SIMFEROPOL, CRIMEIA - SIMFEROPOL / UCRÂNIA  - Os sinais da república autônoma da Crimeia como parte da Ucrânia estão sendo apagados das principais cidades da península em ritmo acelerado. Se antes mesmo do referendo de domingo as bandeiras ucranianas dos principais prédios, como o Parlamento, já haviam sido substituídas pelas da Rússia, na segunda-feira, 17, o processo se acelerou. Todos os símbolos nacionais passaram a ser trocados, em uma força-tarefa observada pela população - que apoia ou se cala.

Andrei Netto, Enviado Especial / Simferopol, Crimeia, O Estado de S. Paulo

17 de março de 2014 | 23h18

A alteração mais simbólica já havia sido feita na sexta-feira, quando uma gigantesca bandeira da Rússia foi colocada em um dos halls de entrada do "Pentágono", como o prédio hexagonal do Parlamento da Crimeia é paradoxalmente chamado pelos mais jovens. Ontem, na região administrativa de Simferopol, brasões começaram a ser removidos da parede e até planos para substituição das placas de veículos - que trazem o azul e o amarelo da Ucrânia - já estão em curso.

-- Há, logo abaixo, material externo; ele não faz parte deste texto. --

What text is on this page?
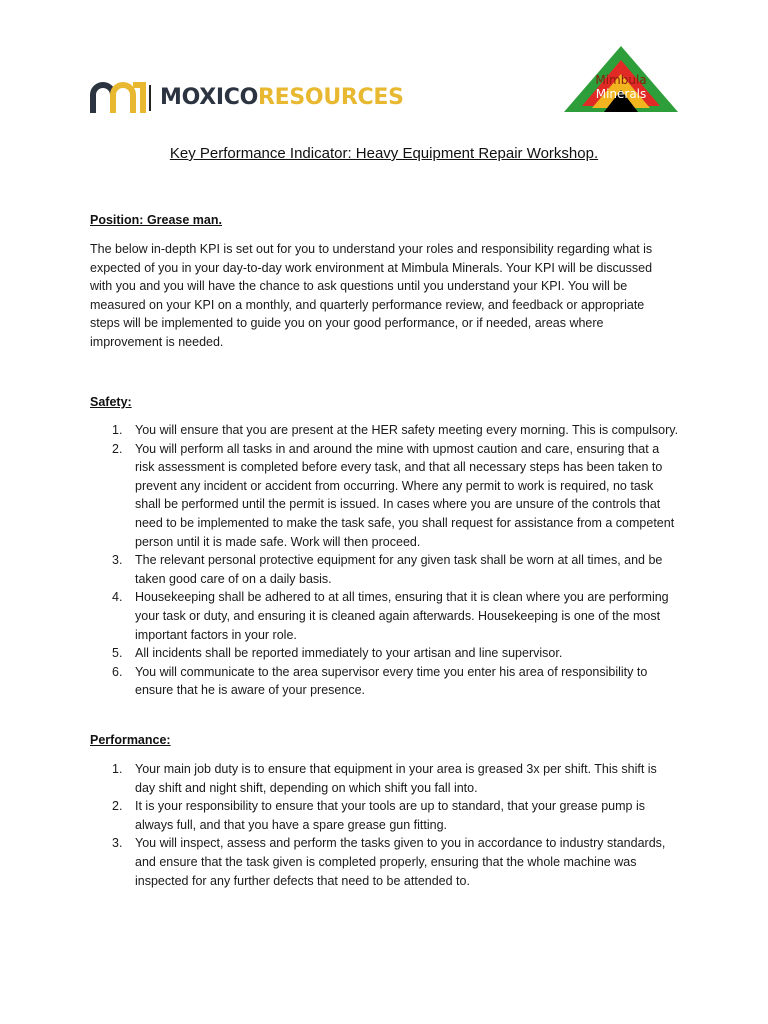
MOXICORESOURCES
Mimbula
Minerals
Key Performance Indicator: Heavy Equipment Repair Workshop.
Position: Grease man.

The below in-depth KPI is set out for you to understand your roles and responsibility regarding what is expected of you in your day-to-day work environment at Mimbula Minerals. Your KPI will be discussed with you and you will have the chance to ask questions until you understand your KPI. You will be measured on your KPI on a monthly, and quarterly performance review, and feedback or appropriate steps will be implemented to guide you on your good performance, or if needed, areas where improvement is needed.

Safety:
1. You will ensure that you are present at the HER safety meeting every morning. This is compulsory.
2. You will perform all tasks in and around the mine with upmost caution and care, ensuring that a risk assessment is completed before every task, and that all necessary steps has been taken to prevent any incident or accident from occurring. Where any permit to work is required, no task shall be performed until the permit is issued. In cases where you are unsure of the controls that need to be implemented to make the task safe, you shall request for assistance from a competent person until it is made safe. Work will then proceed.
3. The relevant personal protective equipment for any given task shall be worn at all times, and be taken good care of on a daily basis.
4. Housekeeping shall be adhered to at all times, ensuring that it is clean where you are performing your task or duty, and ensuring it is cleaned again afterwards. Housekeeping is one of the most important factors in your role.
5. All incidents shall be reported immediately to your artisan and line supervisor.
6. You will communicate to the area supervisor every time you enter his area of responsibility to ensure that he is aware of your presence.
Performance:
1. Your main job duty is to ensure that equipment in your area is greased 3x per shift. This shift is day shift and night shift, depending on which shift you fall into.
2. It is your responsibility to ensure that your tools are up to standard, that your grease pump is always full, and that you have a spare grease gun fitting.
3. You will inspect, assess and perform the tasks given to you in accordance to industry standards, and ensure that the task given is completed properly, ensuring that the whole machine was inspected for any further defects that need to be attended to.
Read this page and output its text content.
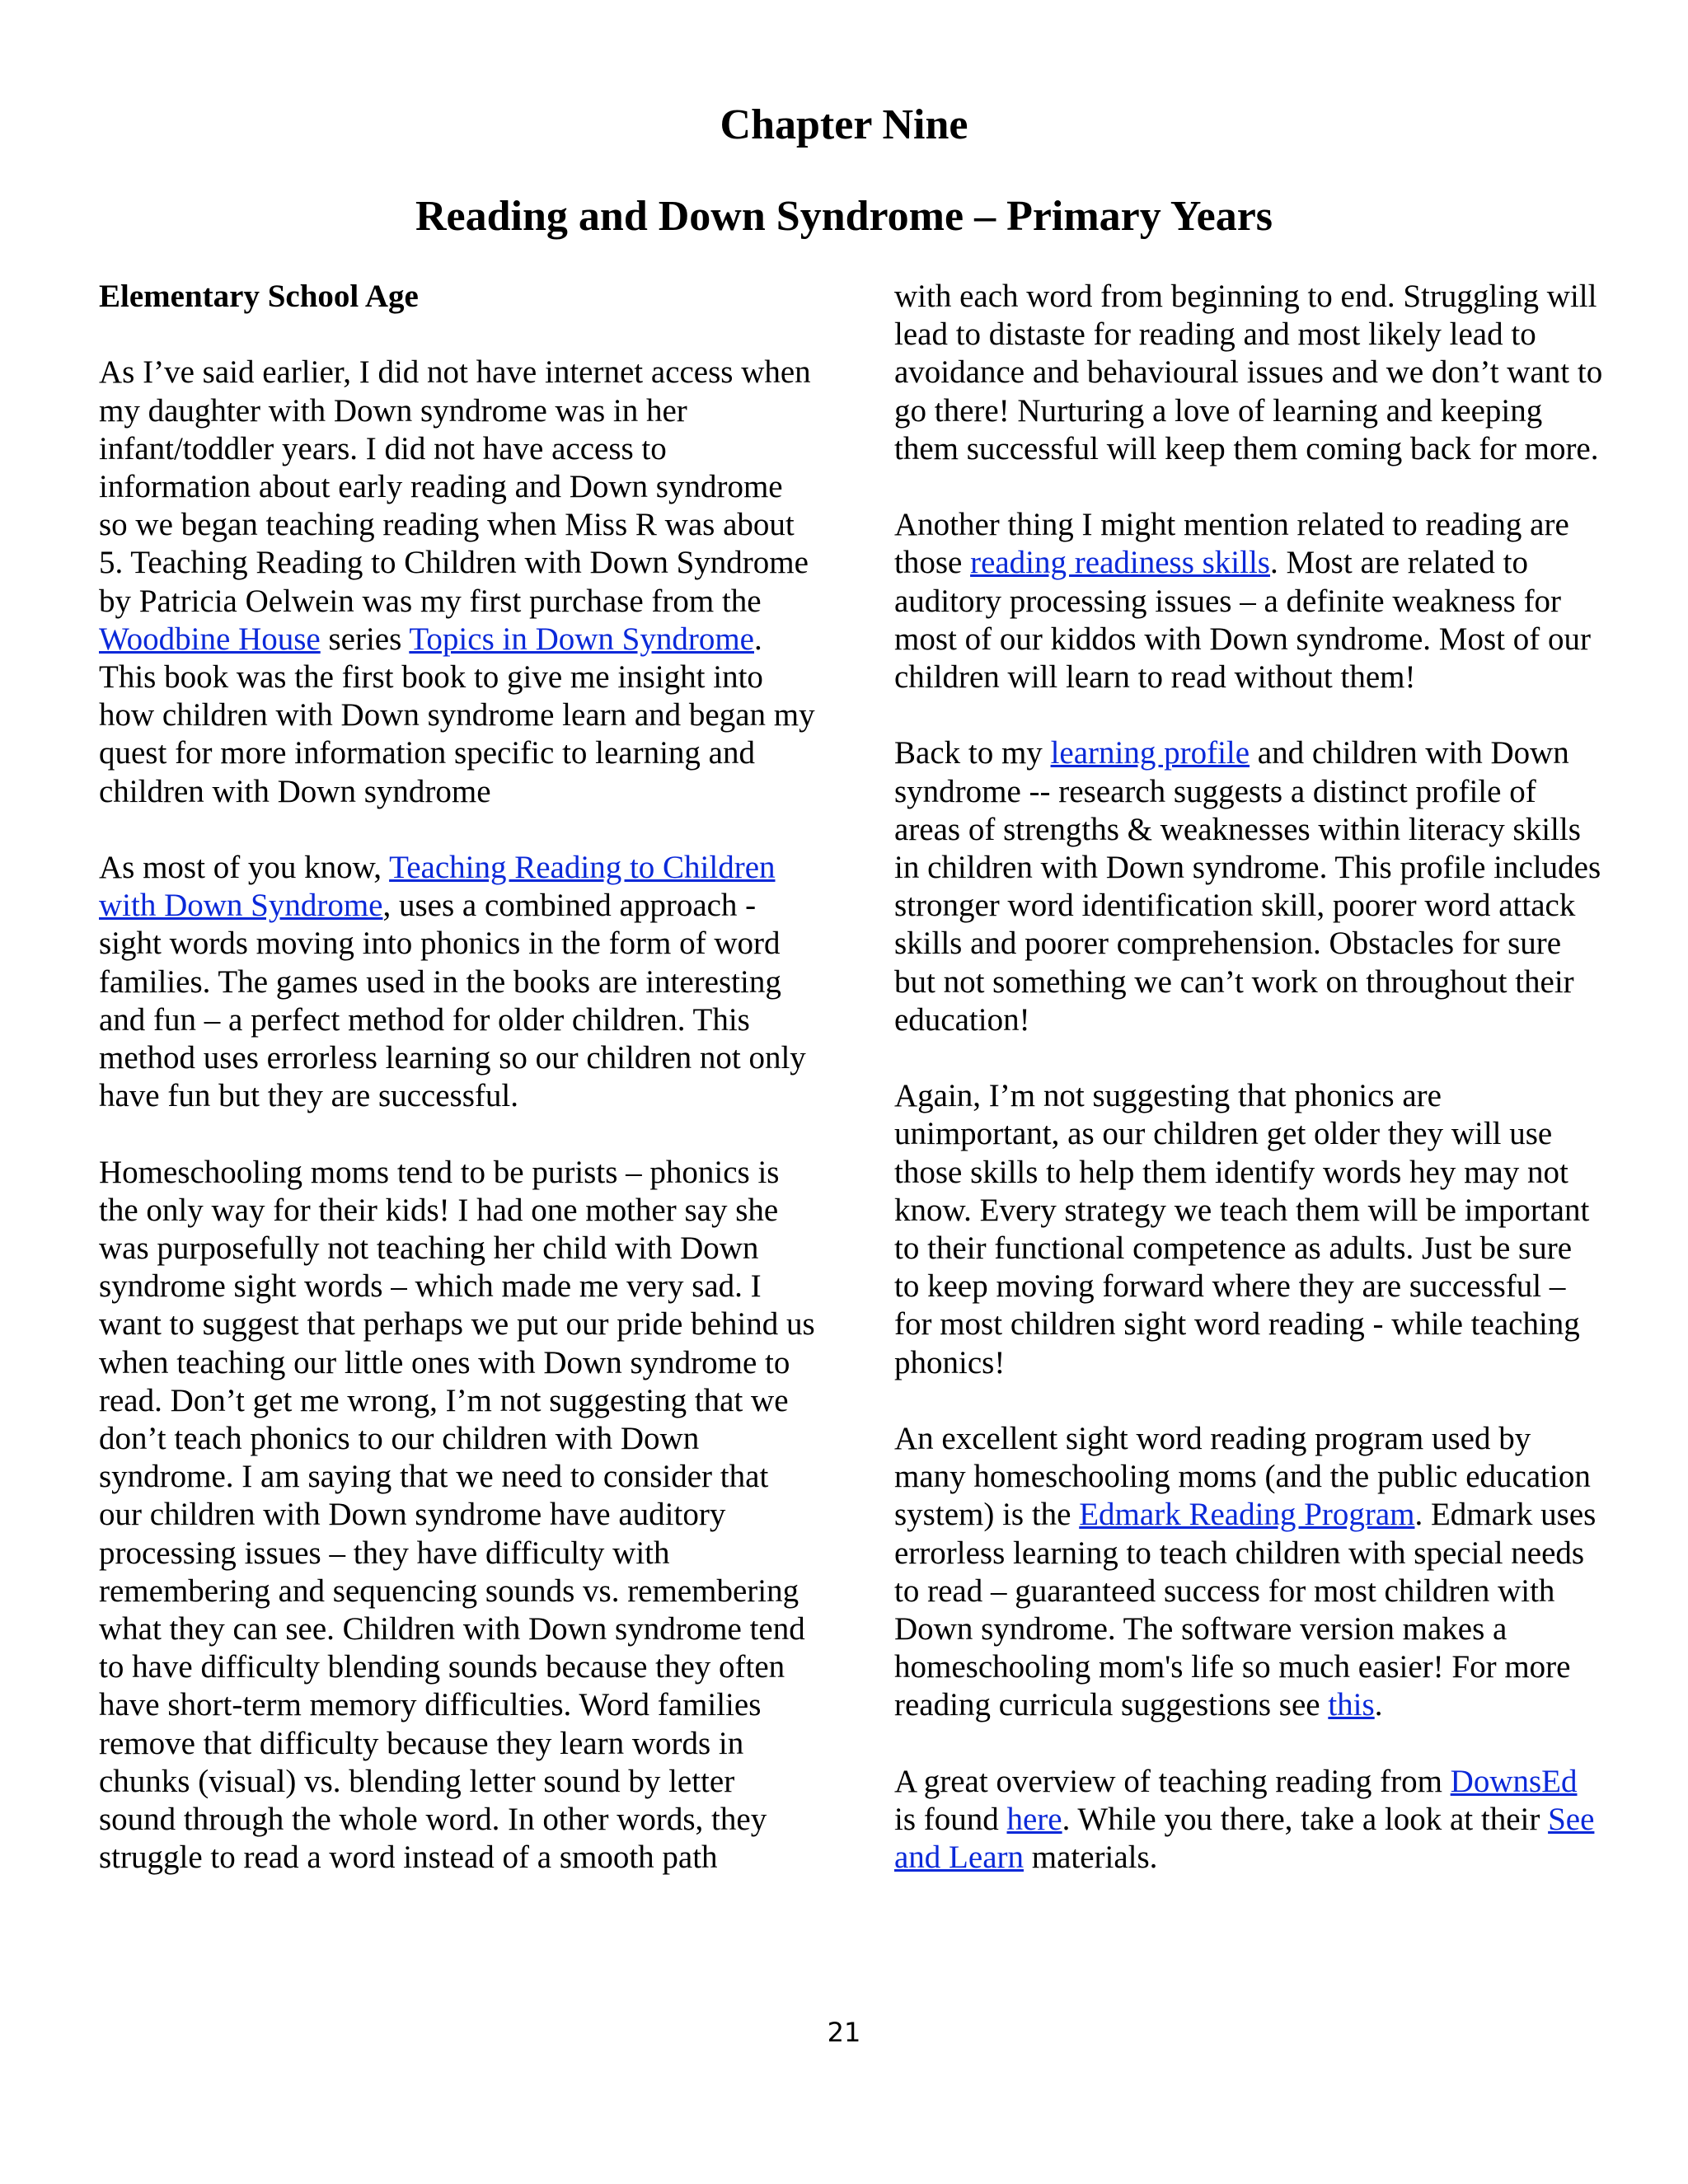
Chapter Nine
Reading and Down Syndrome – Primary Years

Elementary School Age

As I’ve said earlier, I did not have internet access when my daughter with Down syndrome was in her infant/toddler years. I did not have access to information about early reading and Down syndrome so we began teaching reading when Miss R was about 5. Teaching Reading to Children with Down Syndrome by Patricia Oelwein was my first purchase from the Woodbine House series Topics in Down Syndrome. This book was the first book to give me insight into how children with Down syndrome learn and began my quest for more information specific to learning and children with Down syndrome

As most of you know, Teaching Reading to Children with Down Syndrome, uses a combined approach - sight words moving into phonics in the form of word families. The games used in the books are interesting and fun – a perfect method for older children. This method uses errorless learning so our children not only have fun but they are successful.

Homeschooling moms tend to be purists – phonics is the only way for their kids! I had one mother say she was purposefully not teaching her child with Down syndrome sight words – which made me very sad. I want to suggest that perhaps we put our pride behind us when teaching our little ones with Down syndrome to read. Don’t get me wrong, I’m not suggesting that we don’t teach phonics to our children with Down syndrome. I am saying that we need to consider that our children with Down syndrome have auditory processing issues – they have difficulty with remembering and sequencing sounds vs. remembering what they can see. Children with Down syndrome tend to have difficulty blending sounds because they often have short-term memory difficulties. Word families remove that difficulty because they learn words in chunks (visual) vs. blending letter sound by letter sound through the whole word. In other words, they struggle to read a word instead of a smooth path

with each word from beginning to end. Struggling will lead to distaste for reading and most likely lead to avoidance and behavioural issues and we don’t want to go there! Nurturing a love of learning and keeping them successful will keep them coming back for more.

Another thing I might mention related to reading are those reading readiness skills. Most are related to auditory processing issues – a definite weakness for most of our kiddos with Down syndrome. Most of our children will learn to read without them!

Back to my learning profile and children with Down syndrome -- research suggests a distinct profile of areas of strengths & weaknesses within literacy skills in children with Down syndrome. This profile includes stronger word identification skill, poorer word attack skills and poorer comprehension. Obstacles for sure but not something we can’t work on throughout their education!

Again, I’m not suggesting that phonics are unimportant, as our children get older they will use those skills to help them identify words hey may not know. Every strategy we teach them will be important to their functional competence as adults. Just be sure to keep moving forward where they are successful – for most children sight word reading - while teaching phonics!

An excellent sight word reading program used by many homeschooling moms (and the public education system) is the Edmark Reading Program. Edmark uses errorless learning to teach children with special needs to read – guaranteed success for most children with Down syndrome. The software version makes a homeschooling mom's life so much easier! For more reading curricula suggestions see this.

A great overview of teaching reading from DownsEd is found here. While you there, take a look at their See and Learn materials.

21
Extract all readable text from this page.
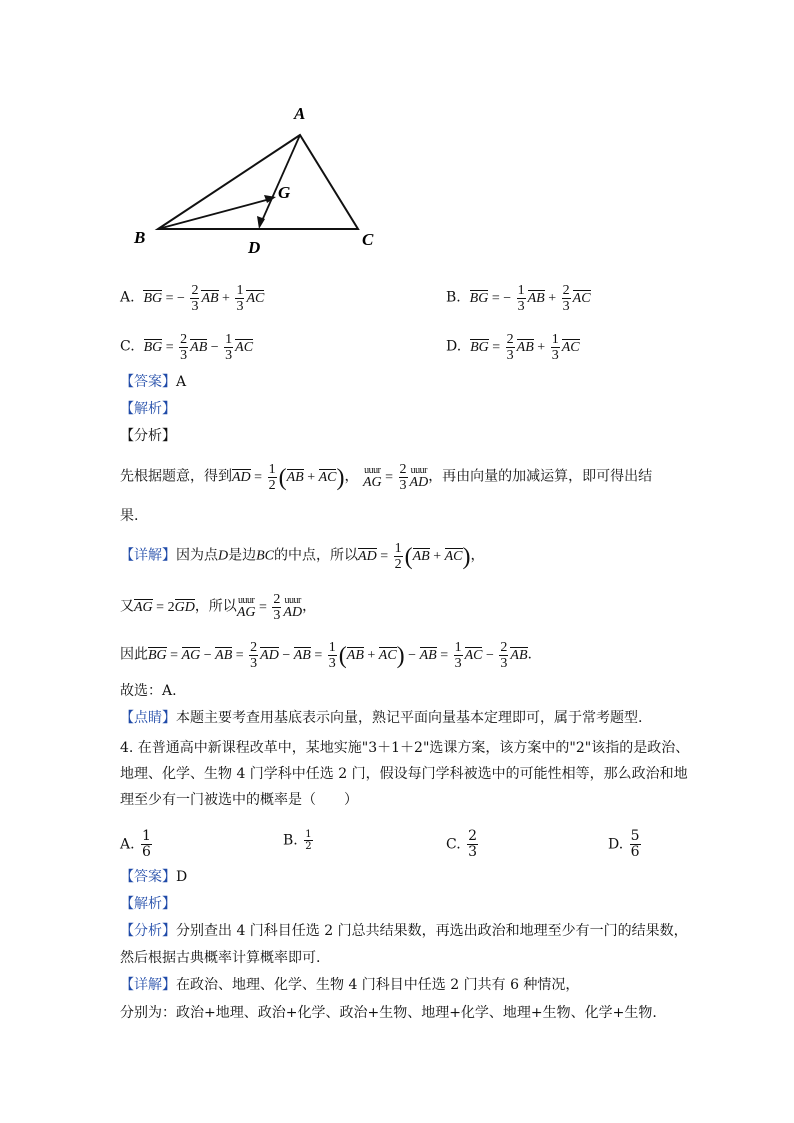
A
B	C
D
G
A. BG = − $\frac{2}{3}$ AB + $\frac{1}{3}$ AC	B. BG = − $\frac{1}{3}$ AB + $\frac{2}{3}$ AC
C. BG = $\frac{2}{3}$ AB − $\frac{1}{3}$ AC	D. BG = $\frac{2}{3}$ AB + $\frac{1}{3}$ AC
【答案】A
【解析】
【分析】
先根据题意，得到AD = $\frac{1}{2} (AB + AC)$， uuur
AG = $\frac{2}{3}$ uuur
AD ，再由向量的加减运算，即可得出结
果.
【详解】因为点D是边BC的中点，所以AD = $\frac{1}{2} (AB + AC)$，
又AG = 2GD，所以 uuur
AG = $\frac{2}{3}$ uuur
AD ，
因此BG = AG − AB = $\frac{2}{3}$ AD − AB = $\frac{1}{3} (AB + AC)$ − AB = $\frac{1}{3}$ AC − $\frac{2}{3}$ AB.
故选：A.
【点睛】本题主要考查用基底表示向量，熟记平面向量基本定理即可，属于常考题型.
4. 在普通高中新课程改革中，某地实施"3＋1＋2"选课方案，该方案中的"2"该指的是政治、
地理、化学、生物 4 门学科中任选 2 门，假设每门学科被选中的可能性相等，那么政治和地
理至少有一门被选中的概率是（　　）
A. $\frac{1}{6}$	B. $\frac{1}{2}$	C. $\frac{2}{3}$	D. $\frac{5}{6}$
【答案】D
【解析】
【分析】分别查出 4 门科目任选 2 门总共结果数，再选出政治和地理至少有一门的结果数，
然后根据古典概率计算概率即可.
【详解】在政治、地理、化学、生物 4 门科目中任选 2 门共有 6 种情况，
分别为：政治+地理、政治+化学、政治+生物、地理+化学、地理+生物、化学+生物.
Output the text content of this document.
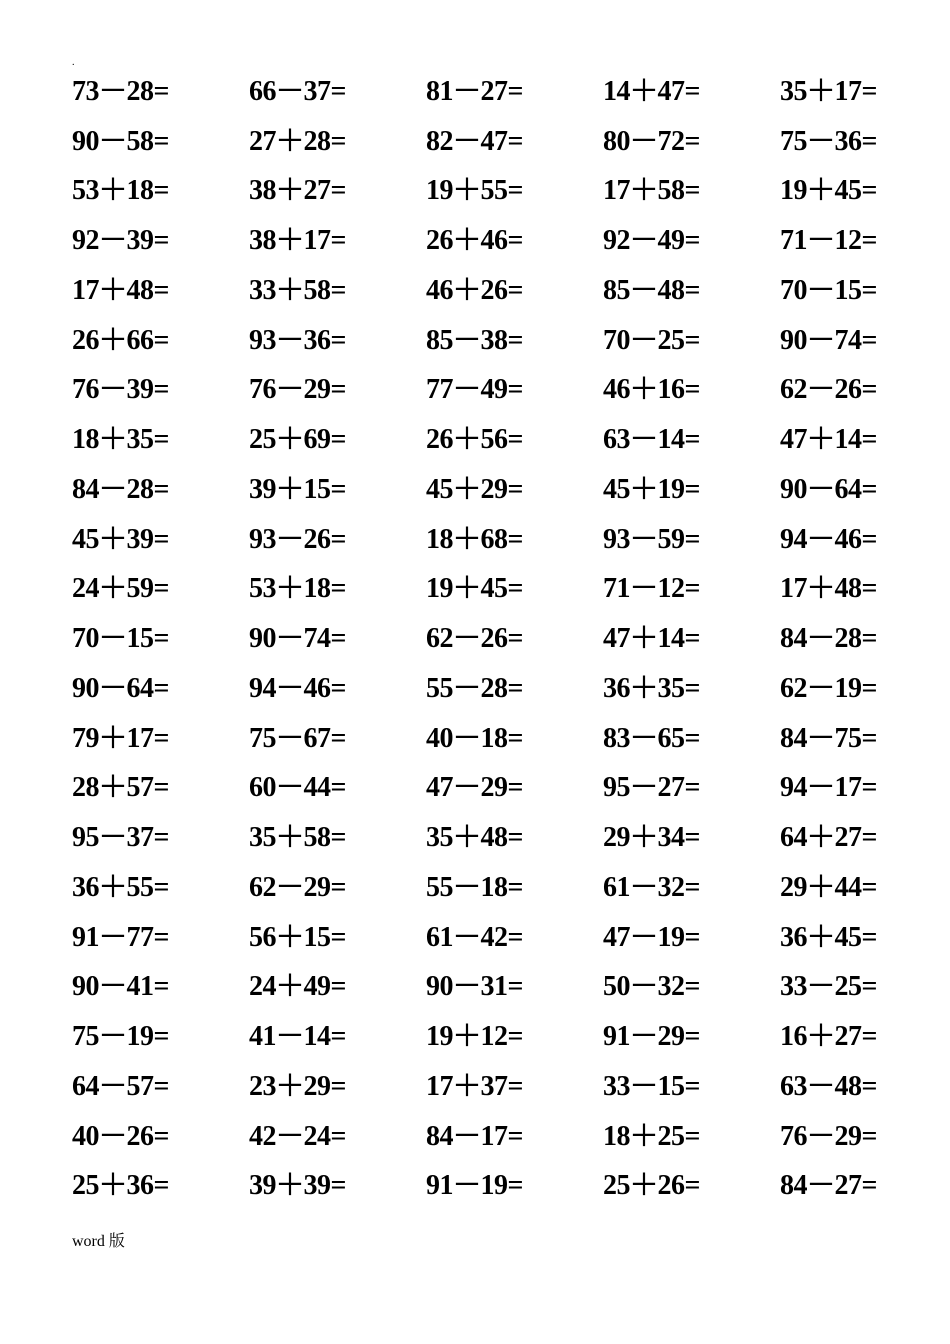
.
73－28=	66－37=	81－27=	14＋47=	35＋17=
90－58=	27＋28=	82－47=	80－72=	75－36=
53＋18=	38＋27=	19＋55=	17＋58=	19＋45=
92－39=	38＋17=	26＋46=	92－49=	71－12=
17＋48=	33＋58=	46＋26=	85－48=	70－15=
26＋66=	93－36=	85－38=	70－25=	90－74=
76－39=	76－29=	77－49=	46＋16=	62－26=
18＋35=	25＋69=	26＋56=	63－14=	47＋14=
84－28=	39＋15=	45＋29=	45＋19=	90－64=
45＋39=	93－26=	18＋68=	93－59=	94－46=
24＋59=	53＋18=	19＋45=	71－12=	17＋48=
70－15=	90－74=	62－26=	47＋14=	84－28=
90－64=	94－46=	55－28=	36＋35=	62－19=
79＋17=	75－67=	40－18=	83－65=	84－75=
28＋57=	60－44=	47－29=	95－27=	94－17=
95－37=	35＋58=	35＋48=	29＋34=	64＋27=
36＋55=	62－29=	55－18=	61－32=	29＋44=
91－77=	56＋15=	61－42=	47－19=	36＋45=
90－41=	24＋49=	90－31=	50－32=	33－25=
75－19=	41－14=	19＋12=	91－29=	16＋27=
64－57=	23＋29=	17＋37=	33－15=	63－48=
40－26=	42－24=	84－17=	18＋25=	76－29=
25＋36=	39＋39=	91－19=	25＋26=	84－27=
word 版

"Eu apoio essas mudanças. Nasci na Crimeia, mas amo a Rússia porque é a nossa pátria-mãe. Meu coração e meu espírito são russos", afirmou Rita Avranyenko, estudante de 17 anos. "É natural para todos nós, que temos pais russos, que agora os símbolos sejam trocados por aqueles do nosso novo país."

Alexander Vityuk, motorista de caminhão de 27 anos, se disse disposto a conduzir os veículos de grande porte que estavam sendo usados para remover um dos brasões da fachada de um prédio na rua principal de Simferopol. "Eu nasci na Rússia e sei que esse é um país poderoso. Todos os problemas da anexação serão resolvidos muito rápido. Seremos anexados e viveremos em paz com a Ucrânia."

Já Tatiana, assistente social de 53 anos - que pediu para não divulgar seu sobrenome -, observava os trabalhos com olhar de reprovação. "Não quero falar sobre o que está acontecendo. Só posso dizer que estou feliz porque tudo vai bem na Crimeia e não acredito mais que haverá conflito armado. O povo aqui não quer guerra. Ao menos isso", afirmou, confirmando apenas com um aceno de cabeça que votou pró-Ucrânia no referendo de domingo.